Only rotor I have had totally "delaminate" (or whatever it's called when the contact surface flakes off) were our OEM Mazda rotors on the CX-9, which did it badly (probably due to sticking caliper slides, idk...)
One thing to keep in mind is that on a DD car. most people who think they've warped rotors are actually just getting uneven pad material buildup on the rotors, causing the braking shimmy. A lot of low-noise/low-dust pads can't handle the heat of certain types of driving (and the much heavier weight that vehicles are these days, oerally), and they leave "deposits" on the rotors.
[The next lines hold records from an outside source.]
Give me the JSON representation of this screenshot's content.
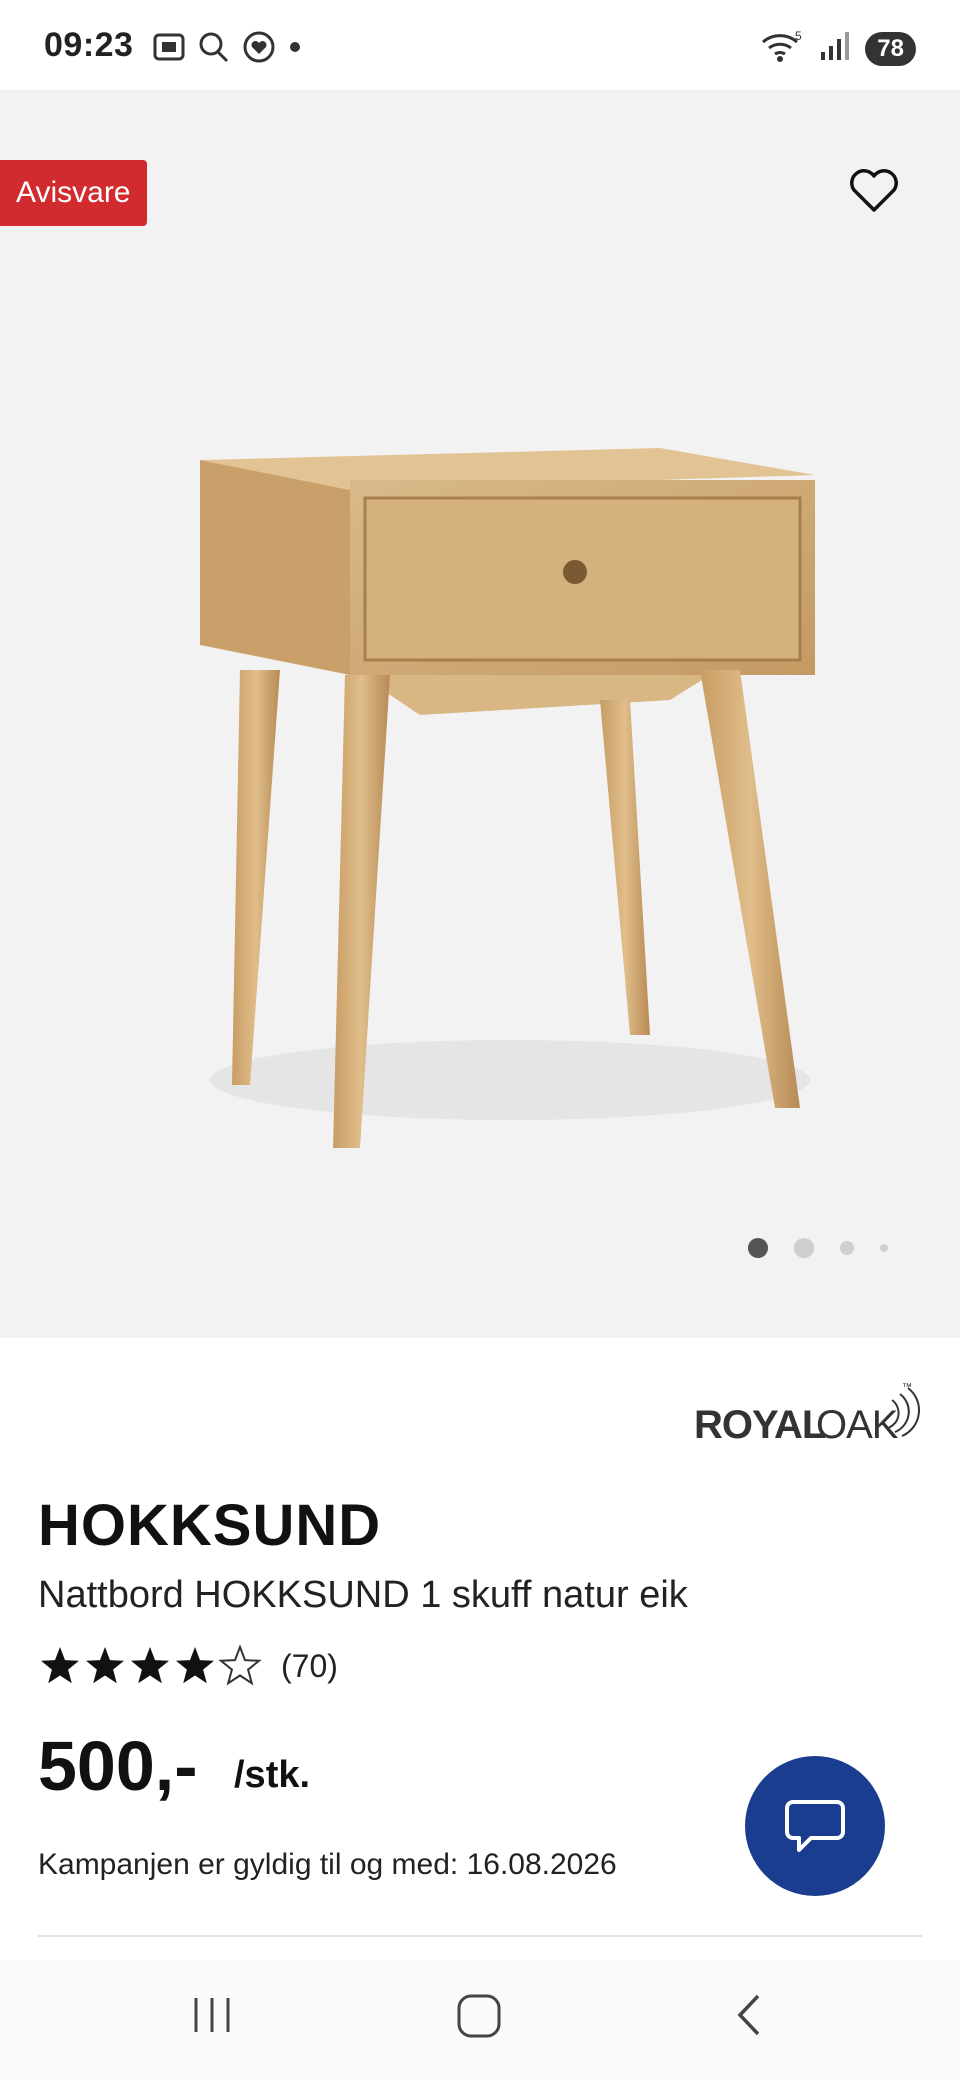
{
  "status_bar": {
    "time": "09:23",
    "wifi_label": "5",
    "battery": "78"
  },
  "product": {
    "badge": "Avisvare",
    "brand_name": "ROYALOAK",
    "brand_part1": "ROYAL",
    "brand_part2": "OAK",
    "brand_tm": "™",
    "title": "HOKKSUND",
    "subtitle": "Nattbord HOKKSUND 1 skuff natur eik",
    "rating": 4,
    "rating_max": 5,
    "rating_count": "(70)",
    "price": "500,-",
    "unit": "/stk.",
    "campaign": "Kampanjen er gyldig til og med: 16.08.2026"
  },
  "carousel": {
    "slides": 4,
    "active_index": 0
  },
  "icons": {
    "favorite": "heart-outline-icon",
    "chat": "chat-bubble-icon",
    "nav_recent": "recent-apps-icon",
    "nav_home": "home-icon",
    "nav_back": "back-icon"
  },
  "colors": {
    "badge_bg": "#d12a2f",
    "chat_bg": "#1a3d8f",
    "hero_bg": "#f3f2f2"
  }
}
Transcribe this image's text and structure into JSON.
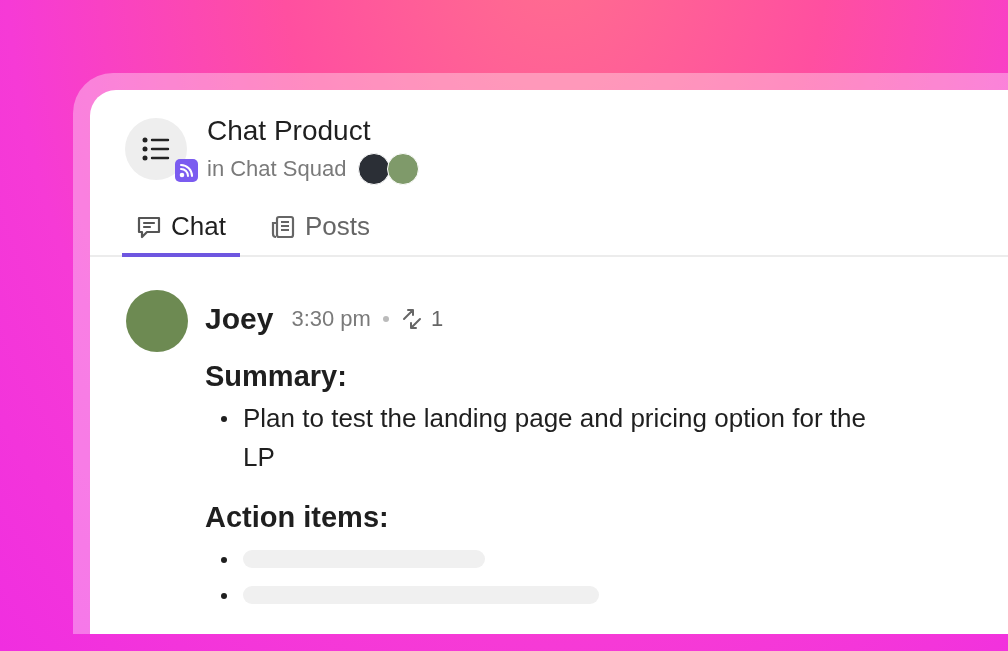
{
  "header": {
    "title": "Chat Product",
    "subtitle": "in Chat Squad",
    "members": [
      {
        "color": "#2b2f36"
      },
      {
        "color": "#7f9a6a"
      }
    ]
  },
  "tabs": [
    {
      "label": "Chat",
      "selected": true
    },
    {
      "label": "Posts",
      "selected": false
    }
  ],
  "message": {
    "author": "Joey",
    "time": "3:30 pm",
    "replies": "1",
    "sections": [
      {
        "heading": "Summary:",
        "bullets": [
          {
            "kind": "text",
            "text": "Plan to test the landing page and pricing option for the LP"
          }
        ]
      },
      {
        "heading": "Action items:",
        "bullets": [
          {
            "kind": "skeleton"
          },
          {
            "kind": "skeleton"
          }
        ]
      }
    ]
  }
}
I actually tested this with some badly "warped" rotors. Took them off the car and stuck them on a shelf in my garage for a couple months. After a couple months, I picked them up and whacked them with a heavy mallet, and a E36 M3load of yellowish pad material flaked off in super-thin flakes (not rust, mind you). I put the rotors back on the car, and the vibration under braking was totally gone.
Now, rotors can certainly warp - but I wouldn't expect that to be the cause of most vibrations on a regular ol street driven car. Usually it's just the lame OEM/cheap pads. This happened with my 2009 WRX's stock pads within 10k miles. I turned the rotors and put Hawk HPS pads on and have never had the issue again.